Pandangan teori biaya
sosial
Teori ini menegaskan bahwa produsen
bertanggungjawab atas semua kekurangan produk dan setiap kekurangan yang
dialami konsumen dalam memakai poroduk tersebut. Teori ini merupakan versi yang
paling ekstrem dari semboyan “ caveat venditor” (hendaknya si penjual berhati-
hati). Walaupun teori ini menguntungkan untuk konsumen, rupanya sulit
mempertahankannya juga. Kritik yang dapat diungkapkannya sebagai berikut:
1. Teori biaya sosial
tampaknya kurang adil, karena menganggap orang bertanggungjawab atas hal – hal
yang tidak diketahui atau tidak bisa dihindarkan
2. Membawa kerugian
ekonomis, bila teori ini dipraktekkan , maka produsen terpaksa harus mengambil
asuransi terhadap kerugian dan biaya asuransi itu bisa menjadi begitu tinggi,
sehingga tidak terpikul lagi oleh banyak perusahaan. (Bertens, 2000: 238-239).

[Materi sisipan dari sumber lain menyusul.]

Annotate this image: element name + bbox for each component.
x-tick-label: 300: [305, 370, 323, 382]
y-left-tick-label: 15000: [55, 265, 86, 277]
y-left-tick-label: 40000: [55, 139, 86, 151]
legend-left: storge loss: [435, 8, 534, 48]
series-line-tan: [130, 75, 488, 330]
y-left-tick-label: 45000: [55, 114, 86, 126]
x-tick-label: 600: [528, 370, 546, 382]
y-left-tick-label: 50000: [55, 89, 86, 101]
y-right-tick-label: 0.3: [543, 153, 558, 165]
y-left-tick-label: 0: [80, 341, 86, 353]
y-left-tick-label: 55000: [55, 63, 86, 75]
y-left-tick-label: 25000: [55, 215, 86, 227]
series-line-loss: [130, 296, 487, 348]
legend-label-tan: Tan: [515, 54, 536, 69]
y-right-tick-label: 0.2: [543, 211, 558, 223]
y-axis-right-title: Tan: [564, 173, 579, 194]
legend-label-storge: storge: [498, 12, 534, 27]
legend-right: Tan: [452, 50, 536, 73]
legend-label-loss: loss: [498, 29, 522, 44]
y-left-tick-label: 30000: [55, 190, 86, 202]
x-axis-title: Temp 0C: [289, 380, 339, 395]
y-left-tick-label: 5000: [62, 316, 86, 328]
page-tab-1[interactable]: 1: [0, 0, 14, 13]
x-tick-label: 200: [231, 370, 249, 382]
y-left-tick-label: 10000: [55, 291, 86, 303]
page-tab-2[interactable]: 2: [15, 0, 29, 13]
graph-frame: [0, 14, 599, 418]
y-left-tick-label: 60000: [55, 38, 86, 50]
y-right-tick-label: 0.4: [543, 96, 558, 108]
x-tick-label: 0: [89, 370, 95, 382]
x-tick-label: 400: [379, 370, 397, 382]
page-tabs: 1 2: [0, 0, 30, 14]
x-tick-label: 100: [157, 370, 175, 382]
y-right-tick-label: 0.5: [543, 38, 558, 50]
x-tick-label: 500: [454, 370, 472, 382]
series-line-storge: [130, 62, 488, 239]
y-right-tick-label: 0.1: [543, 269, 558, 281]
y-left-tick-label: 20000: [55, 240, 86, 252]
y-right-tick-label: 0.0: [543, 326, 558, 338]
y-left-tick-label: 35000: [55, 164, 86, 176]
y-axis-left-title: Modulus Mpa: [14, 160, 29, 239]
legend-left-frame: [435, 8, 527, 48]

Ada juga tanggung jawab bisnis lainnya
terhadap konsumen, yaitu;
1. Kualitas produk
Dengan kualitas produk disini
dimaksudkan bahwa produk sesuai dengan apa yang dijanjikan oleh produsen
(melalui iklan atau informasi lainnya) dan apa yang secara wajar boleh
diharapkan oleh konsumen. Konsumen berhak atas produk yang berkualitas , karena
ia membayar untuk itu. Dan bisnis berkewajiban untuk menyampaikan produk yang
berkualitas, misalnya produk yang tidak kadaluwarsa( bila ada batas waktu
seperti obat-obatan atau makanan). (Bertens, 2000: 240)
2. Harga
Harga yang adil merupakan sebuah topik
etika yang sudah tua. Mulai dari zaman Aristoteles dan pemikirannya sampai abad
pertengahan. Di zaman modern, struktur ekonomi tentu menjadi lebih kompleks.
Karena itu, masalah harga pun menjadi suatu kenyataan ekonomis sangat kompleks
yang ditentukan oleh banyak faktor sekaligus, namun masalah ini tetap diakui
mempunyai implikasi etis yang penting. Harga merupakan buah hasil perhitungan
faktor-faktor seperti biaya produksi, biaya investasi, promosi, pajak, ditambah
tentu laba yang wajar. Dalam sistem ekonomi pasar bebas, sepintas lalu rupanya
harga yang adil adalah hasil akhir dari perkembangan daya-daya pasar .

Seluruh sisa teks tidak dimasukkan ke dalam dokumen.